Reden ist Silber, Schweigen ist Gold. Ja, ja, da ist schon was Wahres dran. Aber manchmal ist der gesprächige Weg definitiv der bessere. Für viel Frust sorgten anfangs die Pläne für ein Tierkrematorium bei den Anwohnern in St. Erasmus. Regelrecht übergangen fühlten sie sich, als sie erst zu einem späten Zeitpunkt von den Plänen erfuhren. Vorab kein Wort darüber, dass das Unternehmen Pläne für den Acker hinter der Tierverwertungsanlage hat.
Ein Kamin mit 27 Metern Höhe, möglicherweise auch noch mehr Verkehr – nachvollziehbar, dass da erst einmal die Alarmglocken schrillen. Eine Unterschriftenliste als logische Konsequenz und damit auch ein klares Signal für alle Beteiligten, den gemeinsamen Dialog zu suchen.
Jetzt liegen die Karten auf dem Tisch. Die Anwohner haben ein klares Bild davon, was auf sie zukommt. Eine Kleinigkeit im Vergleich zu dem, was an dieser Stelle vor Jahren schon einmal genehmigt wurde. Damit ist auch die Kritik leiser geworden und die ganze Aufregung hätte man sich vielleicht sogar sparen können, hätte man gleich zu Beginn den Dialog mit den Anwohnern gesucht.
Noch nicht alle Fragen geklärt sind bei der Zukunft des Waldbades. Bevor die Projektgruppe allerdings zu ersten Ergebnissen kommt, wird die Forderung laut, schon jetzt – also vorsorglich – Zuschussanträge zu stellen. Nicht, dass die Stadt bei der Vergabe nicht mehr zum Zuge kommt. 250 Unterschriften sind zusammengekommen verbunden mit der Aufforderung, dass sich die Stadt schon jetzt um Mittel für die Waldbad-Sanierung bemüht.
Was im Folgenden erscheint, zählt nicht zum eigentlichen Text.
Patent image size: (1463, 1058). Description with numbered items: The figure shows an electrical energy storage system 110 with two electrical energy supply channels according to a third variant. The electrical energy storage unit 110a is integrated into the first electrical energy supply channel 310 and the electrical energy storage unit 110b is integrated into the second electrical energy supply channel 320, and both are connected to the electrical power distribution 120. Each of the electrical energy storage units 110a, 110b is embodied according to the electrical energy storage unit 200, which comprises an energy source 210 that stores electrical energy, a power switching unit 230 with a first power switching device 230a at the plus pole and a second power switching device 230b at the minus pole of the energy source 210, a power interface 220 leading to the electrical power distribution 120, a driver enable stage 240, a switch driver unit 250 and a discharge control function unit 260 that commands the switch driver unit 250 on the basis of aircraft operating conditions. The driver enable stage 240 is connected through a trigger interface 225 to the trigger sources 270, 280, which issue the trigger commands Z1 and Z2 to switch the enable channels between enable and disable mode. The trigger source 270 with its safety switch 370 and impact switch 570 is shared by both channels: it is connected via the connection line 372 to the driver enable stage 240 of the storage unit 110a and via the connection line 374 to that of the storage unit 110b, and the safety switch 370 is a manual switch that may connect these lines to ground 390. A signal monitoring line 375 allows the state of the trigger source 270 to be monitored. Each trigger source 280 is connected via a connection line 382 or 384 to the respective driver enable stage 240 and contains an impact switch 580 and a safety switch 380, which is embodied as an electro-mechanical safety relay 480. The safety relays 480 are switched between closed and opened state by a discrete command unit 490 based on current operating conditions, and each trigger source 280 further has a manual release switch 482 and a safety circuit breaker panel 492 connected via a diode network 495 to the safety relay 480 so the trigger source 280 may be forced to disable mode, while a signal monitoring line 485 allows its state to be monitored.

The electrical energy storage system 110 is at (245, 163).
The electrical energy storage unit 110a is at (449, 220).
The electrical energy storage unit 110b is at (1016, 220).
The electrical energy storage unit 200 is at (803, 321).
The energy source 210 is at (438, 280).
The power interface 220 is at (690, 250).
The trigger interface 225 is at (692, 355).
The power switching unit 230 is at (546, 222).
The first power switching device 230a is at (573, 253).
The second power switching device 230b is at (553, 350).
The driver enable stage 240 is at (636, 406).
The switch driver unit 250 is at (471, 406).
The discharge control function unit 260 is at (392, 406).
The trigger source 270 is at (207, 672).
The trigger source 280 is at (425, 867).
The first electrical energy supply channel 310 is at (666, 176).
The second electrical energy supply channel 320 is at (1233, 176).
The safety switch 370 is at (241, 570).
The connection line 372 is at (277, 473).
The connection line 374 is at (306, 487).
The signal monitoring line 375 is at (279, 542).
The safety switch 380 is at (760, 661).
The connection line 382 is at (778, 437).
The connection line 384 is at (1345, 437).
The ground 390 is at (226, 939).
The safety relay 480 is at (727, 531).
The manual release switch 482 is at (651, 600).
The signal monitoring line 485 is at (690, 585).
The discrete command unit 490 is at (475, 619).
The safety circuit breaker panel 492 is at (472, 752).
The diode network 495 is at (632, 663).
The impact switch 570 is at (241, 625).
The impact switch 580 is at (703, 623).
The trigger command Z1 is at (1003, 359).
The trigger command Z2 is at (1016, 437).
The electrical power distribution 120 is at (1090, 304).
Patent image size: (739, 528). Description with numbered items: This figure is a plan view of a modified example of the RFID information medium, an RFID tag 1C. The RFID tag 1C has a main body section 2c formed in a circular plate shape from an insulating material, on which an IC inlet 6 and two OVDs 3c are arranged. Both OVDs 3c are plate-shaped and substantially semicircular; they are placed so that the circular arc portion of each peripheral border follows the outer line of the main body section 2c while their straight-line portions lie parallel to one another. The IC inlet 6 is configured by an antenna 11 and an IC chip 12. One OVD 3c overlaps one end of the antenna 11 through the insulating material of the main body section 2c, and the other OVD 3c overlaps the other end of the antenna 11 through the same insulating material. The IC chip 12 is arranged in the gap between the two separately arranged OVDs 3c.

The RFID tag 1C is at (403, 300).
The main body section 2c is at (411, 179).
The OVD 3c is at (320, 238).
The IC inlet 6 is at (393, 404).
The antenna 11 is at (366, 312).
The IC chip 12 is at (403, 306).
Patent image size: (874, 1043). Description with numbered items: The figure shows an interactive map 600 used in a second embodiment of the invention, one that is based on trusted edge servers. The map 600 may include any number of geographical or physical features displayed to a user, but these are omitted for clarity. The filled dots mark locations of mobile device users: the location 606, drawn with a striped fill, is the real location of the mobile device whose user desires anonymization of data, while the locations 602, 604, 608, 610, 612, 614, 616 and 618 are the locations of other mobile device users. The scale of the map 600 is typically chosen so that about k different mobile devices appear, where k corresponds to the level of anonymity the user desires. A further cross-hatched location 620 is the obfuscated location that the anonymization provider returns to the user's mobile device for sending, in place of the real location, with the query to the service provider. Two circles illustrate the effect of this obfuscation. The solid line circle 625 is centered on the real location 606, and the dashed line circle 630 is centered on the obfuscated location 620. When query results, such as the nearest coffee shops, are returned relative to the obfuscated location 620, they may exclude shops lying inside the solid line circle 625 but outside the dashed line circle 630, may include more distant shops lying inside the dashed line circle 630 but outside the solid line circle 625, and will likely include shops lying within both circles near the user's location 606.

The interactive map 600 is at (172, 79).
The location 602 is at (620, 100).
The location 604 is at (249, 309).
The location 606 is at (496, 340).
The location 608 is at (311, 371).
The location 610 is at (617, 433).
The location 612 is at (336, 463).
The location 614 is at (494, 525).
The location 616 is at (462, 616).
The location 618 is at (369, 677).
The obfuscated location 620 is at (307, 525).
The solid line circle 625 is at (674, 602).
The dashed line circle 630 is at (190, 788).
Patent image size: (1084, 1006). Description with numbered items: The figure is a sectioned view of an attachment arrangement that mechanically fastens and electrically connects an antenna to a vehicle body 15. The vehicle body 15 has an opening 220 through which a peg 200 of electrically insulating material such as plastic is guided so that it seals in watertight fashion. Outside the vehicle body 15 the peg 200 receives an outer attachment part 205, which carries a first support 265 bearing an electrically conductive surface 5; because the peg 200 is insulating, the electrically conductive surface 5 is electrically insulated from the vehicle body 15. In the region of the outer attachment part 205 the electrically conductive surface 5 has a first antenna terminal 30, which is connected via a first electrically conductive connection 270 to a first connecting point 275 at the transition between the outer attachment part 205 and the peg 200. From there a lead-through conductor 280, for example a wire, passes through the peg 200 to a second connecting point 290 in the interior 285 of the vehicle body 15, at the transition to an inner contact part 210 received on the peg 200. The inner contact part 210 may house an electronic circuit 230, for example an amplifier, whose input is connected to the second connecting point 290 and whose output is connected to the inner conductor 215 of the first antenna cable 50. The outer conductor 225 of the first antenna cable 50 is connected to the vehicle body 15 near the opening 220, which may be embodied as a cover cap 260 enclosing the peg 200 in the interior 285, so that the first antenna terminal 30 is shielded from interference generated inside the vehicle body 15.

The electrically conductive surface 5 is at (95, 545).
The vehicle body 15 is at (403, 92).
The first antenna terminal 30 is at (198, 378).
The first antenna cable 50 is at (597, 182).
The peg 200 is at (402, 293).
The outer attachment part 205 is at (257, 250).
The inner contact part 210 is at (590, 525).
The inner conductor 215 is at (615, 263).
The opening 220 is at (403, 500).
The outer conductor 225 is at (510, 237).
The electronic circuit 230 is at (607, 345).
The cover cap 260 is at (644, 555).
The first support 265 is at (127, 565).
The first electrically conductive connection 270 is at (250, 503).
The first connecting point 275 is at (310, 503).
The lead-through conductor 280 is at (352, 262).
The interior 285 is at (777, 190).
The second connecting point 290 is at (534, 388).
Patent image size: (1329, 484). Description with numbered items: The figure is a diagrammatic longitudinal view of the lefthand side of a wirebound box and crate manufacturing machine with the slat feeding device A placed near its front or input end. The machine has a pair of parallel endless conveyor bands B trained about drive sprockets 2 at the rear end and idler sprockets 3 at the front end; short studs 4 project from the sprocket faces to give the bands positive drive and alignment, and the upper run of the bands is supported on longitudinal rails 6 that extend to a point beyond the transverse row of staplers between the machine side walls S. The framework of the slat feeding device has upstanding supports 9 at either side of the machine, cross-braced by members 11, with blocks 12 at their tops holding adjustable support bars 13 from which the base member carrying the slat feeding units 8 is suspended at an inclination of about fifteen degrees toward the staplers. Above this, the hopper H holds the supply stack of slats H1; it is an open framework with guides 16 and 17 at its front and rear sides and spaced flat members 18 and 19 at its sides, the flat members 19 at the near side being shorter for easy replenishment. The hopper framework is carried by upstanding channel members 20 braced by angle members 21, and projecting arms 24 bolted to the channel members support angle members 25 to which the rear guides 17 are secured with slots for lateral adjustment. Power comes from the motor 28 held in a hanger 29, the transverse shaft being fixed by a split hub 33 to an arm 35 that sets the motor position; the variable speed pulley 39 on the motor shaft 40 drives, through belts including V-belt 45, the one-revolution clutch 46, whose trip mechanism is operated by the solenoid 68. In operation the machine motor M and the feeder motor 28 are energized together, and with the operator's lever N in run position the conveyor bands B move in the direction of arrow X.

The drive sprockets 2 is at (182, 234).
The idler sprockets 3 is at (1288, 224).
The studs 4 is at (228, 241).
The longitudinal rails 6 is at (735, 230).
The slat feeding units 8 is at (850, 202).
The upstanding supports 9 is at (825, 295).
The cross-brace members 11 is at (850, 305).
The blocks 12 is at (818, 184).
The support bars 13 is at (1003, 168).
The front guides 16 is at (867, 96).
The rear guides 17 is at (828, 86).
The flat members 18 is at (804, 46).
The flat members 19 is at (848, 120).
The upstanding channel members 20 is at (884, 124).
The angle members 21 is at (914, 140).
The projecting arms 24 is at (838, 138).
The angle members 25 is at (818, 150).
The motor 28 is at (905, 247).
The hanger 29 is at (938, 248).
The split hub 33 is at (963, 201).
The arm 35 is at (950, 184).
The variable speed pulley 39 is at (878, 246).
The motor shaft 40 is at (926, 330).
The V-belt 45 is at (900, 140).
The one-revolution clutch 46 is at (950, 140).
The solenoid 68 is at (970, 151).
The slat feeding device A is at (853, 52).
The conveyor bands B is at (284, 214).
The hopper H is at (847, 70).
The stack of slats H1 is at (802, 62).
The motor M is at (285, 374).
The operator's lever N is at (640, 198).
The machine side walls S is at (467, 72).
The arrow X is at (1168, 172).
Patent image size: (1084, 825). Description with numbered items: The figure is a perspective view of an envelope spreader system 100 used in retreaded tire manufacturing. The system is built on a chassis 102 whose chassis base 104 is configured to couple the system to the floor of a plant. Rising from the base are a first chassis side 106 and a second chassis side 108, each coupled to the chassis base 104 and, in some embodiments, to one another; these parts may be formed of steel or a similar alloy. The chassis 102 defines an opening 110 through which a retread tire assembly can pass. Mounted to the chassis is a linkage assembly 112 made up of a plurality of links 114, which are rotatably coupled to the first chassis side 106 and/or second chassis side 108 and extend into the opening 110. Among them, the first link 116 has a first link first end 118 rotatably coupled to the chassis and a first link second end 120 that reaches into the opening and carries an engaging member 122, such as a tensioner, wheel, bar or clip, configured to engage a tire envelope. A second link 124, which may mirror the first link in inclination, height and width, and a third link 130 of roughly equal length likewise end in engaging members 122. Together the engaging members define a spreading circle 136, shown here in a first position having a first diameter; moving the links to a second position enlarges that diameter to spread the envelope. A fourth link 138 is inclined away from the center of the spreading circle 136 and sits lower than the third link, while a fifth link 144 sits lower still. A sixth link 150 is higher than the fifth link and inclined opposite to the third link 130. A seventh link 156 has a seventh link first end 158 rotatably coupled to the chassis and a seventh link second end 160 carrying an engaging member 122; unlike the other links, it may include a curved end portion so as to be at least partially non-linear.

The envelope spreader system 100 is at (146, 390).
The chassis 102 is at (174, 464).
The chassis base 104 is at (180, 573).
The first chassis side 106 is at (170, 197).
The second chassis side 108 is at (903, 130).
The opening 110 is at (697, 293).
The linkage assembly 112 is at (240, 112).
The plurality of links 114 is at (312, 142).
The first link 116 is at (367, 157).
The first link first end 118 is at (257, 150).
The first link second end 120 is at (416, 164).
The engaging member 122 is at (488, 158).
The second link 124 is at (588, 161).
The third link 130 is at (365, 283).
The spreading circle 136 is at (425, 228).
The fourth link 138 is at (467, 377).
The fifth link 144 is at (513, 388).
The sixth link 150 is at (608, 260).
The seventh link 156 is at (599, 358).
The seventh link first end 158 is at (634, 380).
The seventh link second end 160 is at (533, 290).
Zugegebenermaßen: Ein Fördertopf des Freistaats mit 120 Millionen Euro ist richtig verlockend. Aber leider ist die Zukunft des Waldbads längst nicht spruchreif, erste Ergebnisse aus der Projektgruppe lassen noch auf sich warten, ein Förderantrag wäre damit verlorene Liebesmüh. Zumindest zum jetzigen Zeitpunkt. Bis also möglicherweise ein Zuschuss beantragt werden kann, wird noch viel Wasser im Waldbad verspritzt werden.
Wer die Wahl hat, hat die Qual. Was hat die Stadt an Varianten geprüft, um die Parksituation am Waldfriedhof zu regeln? Dass die Stadt in diesem Fall leichtfertig, vielleicht sogar vorschnell entscheidet, das kann hier wirklich keiner behaupten. Immerhin hat die Stadt zehn Varianten geprüft: Längsparkplätze, Schrägparkplätze in unterschiedlicher Länge und Ausführung – so vieles wurde diskutiert. Was kommt jetzt? Ein schlichtes Parkverbot.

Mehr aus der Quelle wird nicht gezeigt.